Je me vois quelque peu contraint de faire de la "réclame" pour un petit ouvrage très riche. Riche parce qu'il émane de l'expérience de son auteur Bernardo Secchi, livrée d'une manière coulante et pédagogique.
En premier, il y a cette (re) définition de l'urbanisme qui s'inscrit dans une temporalité actualisée, portée par les divers sédiments de l'histoire de la ville et du territoire, façonnés durant de longues périodes par les générations successives.

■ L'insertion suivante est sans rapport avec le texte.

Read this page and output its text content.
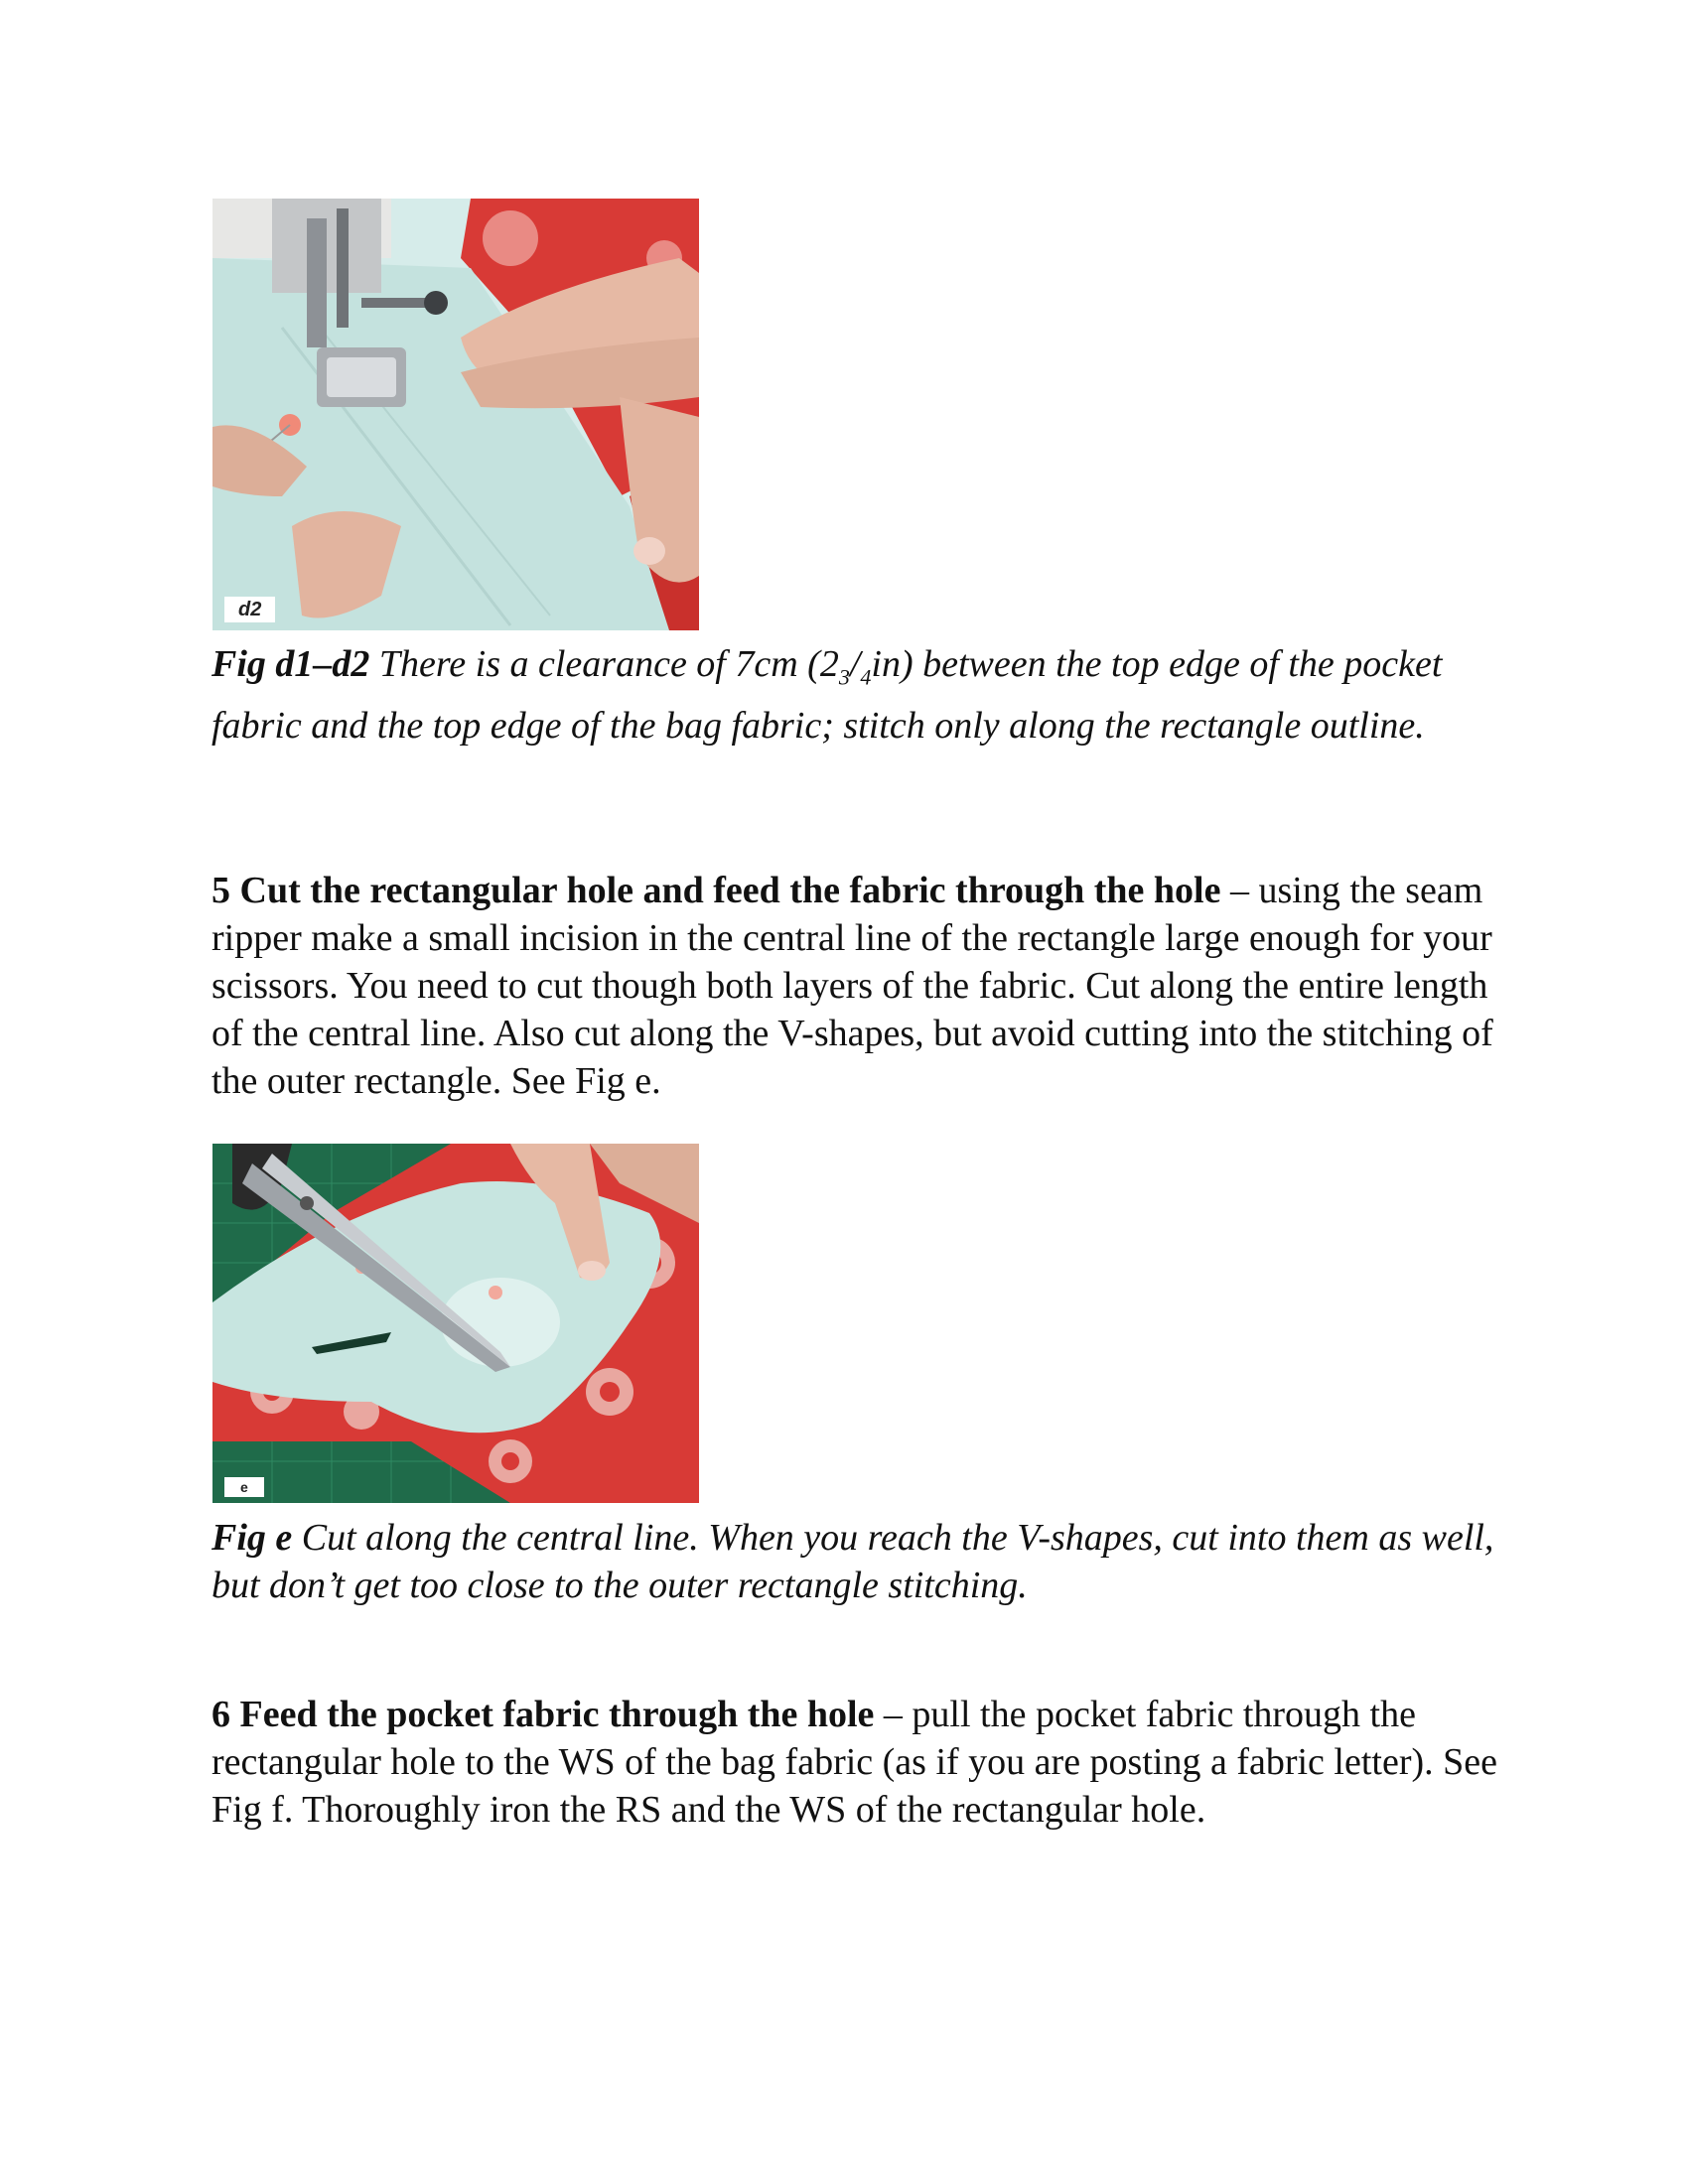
d2

Fig d1–d2 There is a clearance of 7cm $(2_3/_4in)$ between the top edge of the pocket fabric and the top edge of the bag fabric; stitch only along the rectangle outline.

5 Cut the rectangular hole and feed the fabric through the hole – using the seam ripper make a small incision in the central line of the rectangle large enough for your scissors. You need to cut though both layers of the fabric. Cut along the entire length of the central line. Also cut along the V-shapes, but avoid cutting into the stitching of the outer rectangle. See Fig e.

e

Fig e Cut along the central line. When you reach the V-shapes, cut into them as well, but don’t get too close to the outer rectangle stitching.

6 Feed the pocket fabric through the hole – pull the pocket fabric through the rectangular hole to the WS of the bag fabric (as if you are posting a fabric letter). See Fig f. Thoroughly iron the RS and the WS of the rectangular hole.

L'urbanisme est l'ensemble des traces signifiant les pratiques élaborées par les hommes pour s'approprier le territoire et la ville. A ce titre, son examen s'appuie sur les modes de leur matérialisation et sur les discours qui les ont accompagné. Ainsi, cette discipline "dilatée" s'apparente plus à un savoir qu'à une science.
Qui est l'urbaniste? Difficile de répliquer...! Secchi énumère les interprétations complémentaires ayant trait à ce métier, mais ..." elles sont comme les vagues sur la plage, des vagues qui s’arrêtent un instant pour se retirer et faire place à d’autres interprétations.” C'est reconnaitre à l'urbaniste les "difficultés" qu'il doit gérer et les paradoxes qui en résultent.
L'urbanisme puise ses ressources dans le passé et imagine le futur; il se positionne entre la vérité et l'éthique...imbu d'un certain militantisme et d'un engagement indispensables à l'exercice du métier.
L'urbaniste hérite de l'histoire d'une ville, celle-ci n'est pas le produit d'un "urbanisme" savant. Elle est le cumul de réalisations de chefs, de militaires, de despotes et d'institutions..et les traces sont sa mémoire, il ne s'agit pas de faire la "tabula rasa", mais d'en saisir les structures qui lui donnent sens et qui la pérennise ...Structures mentales, formelles, techniques et fonctionnelles.
L'urbaniste est aussi souvent en admiration devant les interprétations effectuées par les sciences sociales concernant l'urbanité en mutation. Cependant, il ne doit pas oublier que la ville est aussi "matérialisable"...Comme il ne doit pas ignorer les impacts socio-économiques et culturels de ses réalisations...Autant se doter de cet attribut ubuesque...!
En conclusion Secchi considère l'urbanisme comme "une écriture qui accompagne et pénètre les différentes formes du projet de la ville et du territoire, qui décrit, illustre, démontre, argumente, suggère et sollicite les imaginaires collectifs et individuels. Loin de l'invention continue et de la consommation rapide de paroles,..., l'urbanisme est écriture épique et polyphonique transcendant la contingence dans laquelle une époque s'exprime à travers ses différentes voix. L'urbaniste, plutôt que producteur de projets à contenus techniques de qualité, est créateur d'images, de récits, de mythes...".
SECCHI Bernardo
Première leçon d'urbanisme
Ed.Parenthèse. Coll. Eupalinos. 2006. 155 p
1ere ed. prima lezione di urbanistica. 2000.
Traduit de l'italien par Patrizia Ingallina.